Let Baz Luhrmann Direct a Fast & Furious

By now, we've talked plenty about Baz Luhrmann's The Great Gatsby — we've discussed the soundtrack, Leo's entrance, the terrible ADR — but there's one more topic that Vulture would like to bring up: the cars. Did you notice the driving scenes in that movie? They were unexpectedly exciting, all strange angles and loud music as the yellow car hurtled around another foreshadow-y turn. The movie's frantic energy suddenly made sense; Luhrmann's hurtle-cam seemed genius. It was almost (give or take an "old sport") like watching a scene from another well-known American Dream franchise: the Fast & Furious movies. Which got us thinking: What if Baz Luhrmann actually directed a Fast & Furious installment?
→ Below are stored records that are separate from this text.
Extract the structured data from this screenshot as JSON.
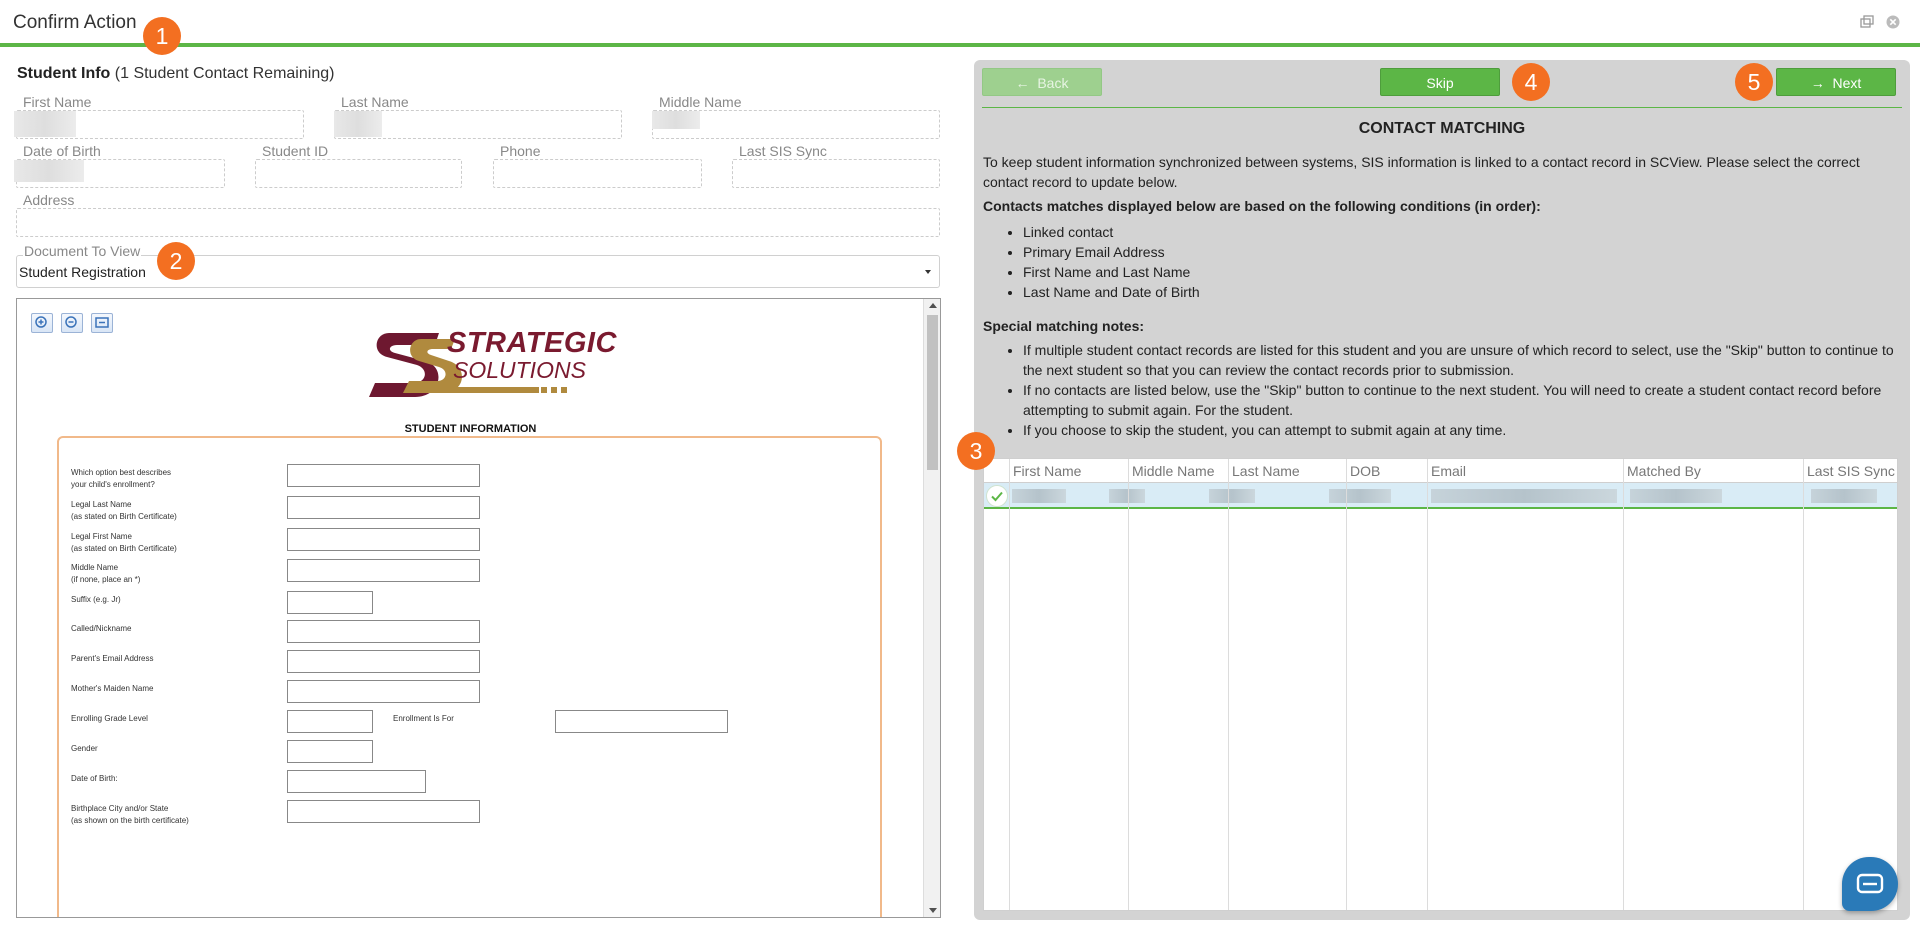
{
  "window": {
    "title": "Confirm Action"
  },
  "badges": [
    "1",
    "2",
    "3",
    "4",
    "5"
  ],
  "student_info": {
    "heading": "Student Info",
    "remaining": "(1 Student Contact Remaining)",
    "fields": {
      "first_name": "First Name",
      "last_name": "Last Name",
      "middle_name": "Middle Name",
      "dob": "Date of Birth",
      "student_id": "Student ID",
      "phone": "Phone",
      "last_sis_sync": "Last SIS Sync",
      "address": "Address"
    }
  },
  "document": {
    "label": "Document To View",
    "selected": "Student Registration"
  },
  "viewer": {
    "logo_line1": "STRATEGIC",
    "logo_line2": "SOLUTIONS",
    "form_title": "STUDENT INFORMATION",
    "rows": [
      {
        "l1": "Which option best describes",
        "l2": "your child's enrollment?"
      },
      {
        "l1": "Legal Last Name",
        "l2": "(as stated on Birth Certificate)"
      },
      {
        "l1": "Legal First Name",
        "l2": "(as stated on Birth Certificate)"
      },
      {
        "l1": "Middle Name",
        "l2": "(if none, place an *)"
      },
      {
        "l1": "Suffix (e.g. Jr)",
        "l2": ""
      },
      {
        "l1": "Called/Nickname",
        "l2": ""
      },
      {
        "l1": "Parent's Email Address",
        "l2": ""
      },
      {
        "l1": "Mother's Maiden Name",
        "l2": ""
      },
      {
        "l1": "Enrolling Grade Level",
        "l2": ""
      },
      {
        "l1": "Gender",
        "l2": ""
      },
      {
        "l1": "Date of Birth:",
        "l2": ""
      },
      {
        "l1": "Birthplace City and/or State",
        "l2": "(as shown on the birth certificate)"
      }
    ],
    "enrollment_for": "Enrollment Is For"
  },
  "nav": {
    "back": "Back",
    "skip": "Skip",
    "next": "Next"
  },
  "matching": {
    "title": "CONTACT MATCHING",
    "intro": "To keep student information synchronized between systems, SIS information is linked to a contact record in SCView. Please select the correct contact record to update below.",
    "conditions_heading": "Contacts matches displayed below are based on the following conditions (in order):",
    "conditions": [
      "Linked contact",
      "Primary Email Address",
      "First Name and Last Name",
      "Last Name and Date of Birth"
    ],
    "notes_heading": "Special matching notes:",
    "notes": [
      "If multiple student contact records are listed for this student and you are unsure of which record to select, use the \"Skip\" button to continue to the next student so that you can review the contact records prior to submission.",
      "If no contacts are listed below, use the \"Skip\" button to continue to the next student. You will need to create a student contact record before attempting to submit again. For the student.",
      "If you choose to skip the student, you can attempt to submit again at any time."
    ],
    "columns": [
      "First Name",
      "Middle Name",
      "Last Name",
      "DOB",
      "Email",
      "Matched By",
      "Last SIS Sync"
    ]
  },
  "colors": {
    "accent": "#5cb646",
    "badge": "#f36f21",
    "chat": "#2a7ab8"
  }
}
No, you are probably screaming, do not defile my glorious car-chase movies with glitter bombs and pop-song medleys sung from rooftops! But hear us out: The aforementioned car-chase scenes did not involve any glitter, and Luhrmann can do highly stylized grit if he needs to. (Compare the opening Mexico City sequence from Romeo + Juliet with the establishing Rio shots from Fast & Furious 5; it's the same idea, except Luhrmann's is more threatening.) He has an eye for spectacle, which is certainly what the Fast & Furious movies have become (see: driving a safe through a city; exploding a cargo plane.) And maybe a little tinkering — a drag queen here, a random street performer there — might actually be welcome by the time we get to Fast & Furious 12. Variety is not always bad, and street performers can drive illegally, too.

As for Luhrmann, well, he might appreciate a formula that allows him to focus on purely aesthetic concerns. The Great Gatsby is a tricky adaptation, as nearly every review mentioned, but Luhrmann's version had a particularly clunky feel: words flying around the screen, never-ending voice-overs, symbols floating in the sky. Traditionally, his movies have been a little slow-going when it comes to plot. No such problem in a Fast & Furious movie! It's just fast cars and jail-breaks and beautiful people — pure Luhrmann delights, without a single concern about believability. Excess is encouraged, and few do excess better than Luhrmann. We know he can film the driving scenes; now we just have to let him dream up a ridiculous final explosion — say, a really fancy yacht. On which Jay-Z is the resident performer. (Don't worry, Jay gets airlifted from the flaming wreckage just as his new, Fast & Furious–sponsored single starts blaring through the theater.) Consider it, Baz! We would watch.